I revert to this whole march as peculiarly devoid of interest or pleasure. The country was monotonous and unpicturesque, while some of the people were ignorant of the causes and objects of the war and unsympathetic with us; but there were many honorable exceptions to this, and every night of our five days trip we received hospitable entertainment in the house of an Arkansas planter; and every night we each slept in a feather bed, which closed about us like a poultice and drew out all the soreness of the sore bones and the saddle-galls which our fifty miles' ride had left with us. After a lifetime of experience in the cavalry service, I then discovered in a feather bed the only panacea for a jaded horseman's ills.
Although I had not made a day's march in the saddle for months prior to our trip across Arkansas, and although every day we trotted from fifty to fifty-five miles, on leaving our feather beds at dawn for our saddles, we found all the stiffness and soreness had been drawn out of us, and we were as fresh and nimble as if we were just setting out.
The United States War Department ought to know about this, and all the cavalry ought to sleep in feather beds: no man can get good rest on the bare ground. And “post traders” would make great profit in feathers if the constituted authorities would only adopt them.

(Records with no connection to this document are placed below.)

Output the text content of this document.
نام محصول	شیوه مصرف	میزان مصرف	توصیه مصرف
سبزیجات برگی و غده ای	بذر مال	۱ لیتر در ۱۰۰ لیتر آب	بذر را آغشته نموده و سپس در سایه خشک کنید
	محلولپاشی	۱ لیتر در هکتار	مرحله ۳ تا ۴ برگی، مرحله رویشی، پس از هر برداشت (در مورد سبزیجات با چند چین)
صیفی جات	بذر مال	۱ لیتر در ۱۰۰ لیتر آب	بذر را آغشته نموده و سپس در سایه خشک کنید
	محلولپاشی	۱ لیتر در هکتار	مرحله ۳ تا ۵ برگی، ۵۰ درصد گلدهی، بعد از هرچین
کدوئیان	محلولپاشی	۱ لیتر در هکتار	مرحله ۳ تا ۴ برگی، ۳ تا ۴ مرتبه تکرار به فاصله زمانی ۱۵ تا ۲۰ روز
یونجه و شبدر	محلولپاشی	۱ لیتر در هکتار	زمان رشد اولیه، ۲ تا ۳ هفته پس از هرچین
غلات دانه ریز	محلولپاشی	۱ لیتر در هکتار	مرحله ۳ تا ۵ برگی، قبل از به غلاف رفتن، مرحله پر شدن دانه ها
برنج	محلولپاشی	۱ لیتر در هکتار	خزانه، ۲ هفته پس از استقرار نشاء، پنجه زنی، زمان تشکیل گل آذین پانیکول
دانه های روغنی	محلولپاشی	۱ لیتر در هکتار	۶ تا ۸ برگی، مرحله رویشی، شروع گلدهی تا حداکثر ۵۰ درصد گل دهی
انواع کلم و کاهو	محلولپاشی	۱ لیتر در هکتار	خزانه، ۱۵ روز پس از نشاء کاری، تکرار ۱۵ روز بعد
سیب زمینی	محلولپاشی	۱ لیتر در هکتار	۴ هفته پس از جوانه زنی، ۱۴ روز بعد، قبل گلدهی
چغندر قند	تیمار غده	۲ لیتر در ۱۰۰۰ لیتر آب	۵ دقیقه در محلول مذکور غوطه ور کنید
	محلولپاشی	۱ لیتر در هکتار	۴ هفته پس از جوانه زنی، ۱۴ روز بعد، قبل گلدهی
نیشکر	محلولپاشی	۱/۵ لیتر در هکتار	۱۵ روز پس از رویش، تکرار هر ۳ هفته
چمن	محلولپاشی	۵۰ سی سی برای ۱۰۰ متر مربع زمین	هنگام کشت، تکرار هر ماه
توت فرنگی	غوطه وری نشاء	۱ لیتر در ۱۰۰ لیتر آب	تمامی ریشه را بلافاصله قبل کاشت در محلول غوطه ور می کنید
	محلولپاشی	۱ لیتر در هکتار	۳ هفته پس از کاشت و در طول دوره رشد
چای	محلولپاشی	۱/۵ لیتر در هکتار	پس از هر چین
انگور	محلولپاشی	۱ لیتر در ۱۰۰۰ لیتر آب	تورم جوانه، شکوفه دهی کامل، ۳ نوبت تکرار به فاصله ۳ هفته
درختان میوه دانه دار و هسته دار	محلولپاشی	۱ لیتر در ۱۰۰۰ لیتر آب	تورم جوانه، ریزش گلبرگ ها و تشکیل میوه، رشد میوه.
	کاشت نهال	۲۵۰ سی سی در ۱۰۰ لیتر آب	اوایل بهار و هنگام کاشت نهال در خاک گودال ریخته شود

We rode into Van Buren on the evening of February 28th, and next morning, March 1st, left Van Buren for Price's camp in Boston mountains, distant about thirty miles.
The weather was bitter cold, and all day we rode over an ascending mountain road until dark, when we came to the little farm house in which the leader of the Missourians had made his headquarters.
I was much impressed by the grand proportions and the stately air of the man who up to that time had been the foremost figure of the war beyond the Mississippi.
General Price was one of the handsomest men I have ever seen.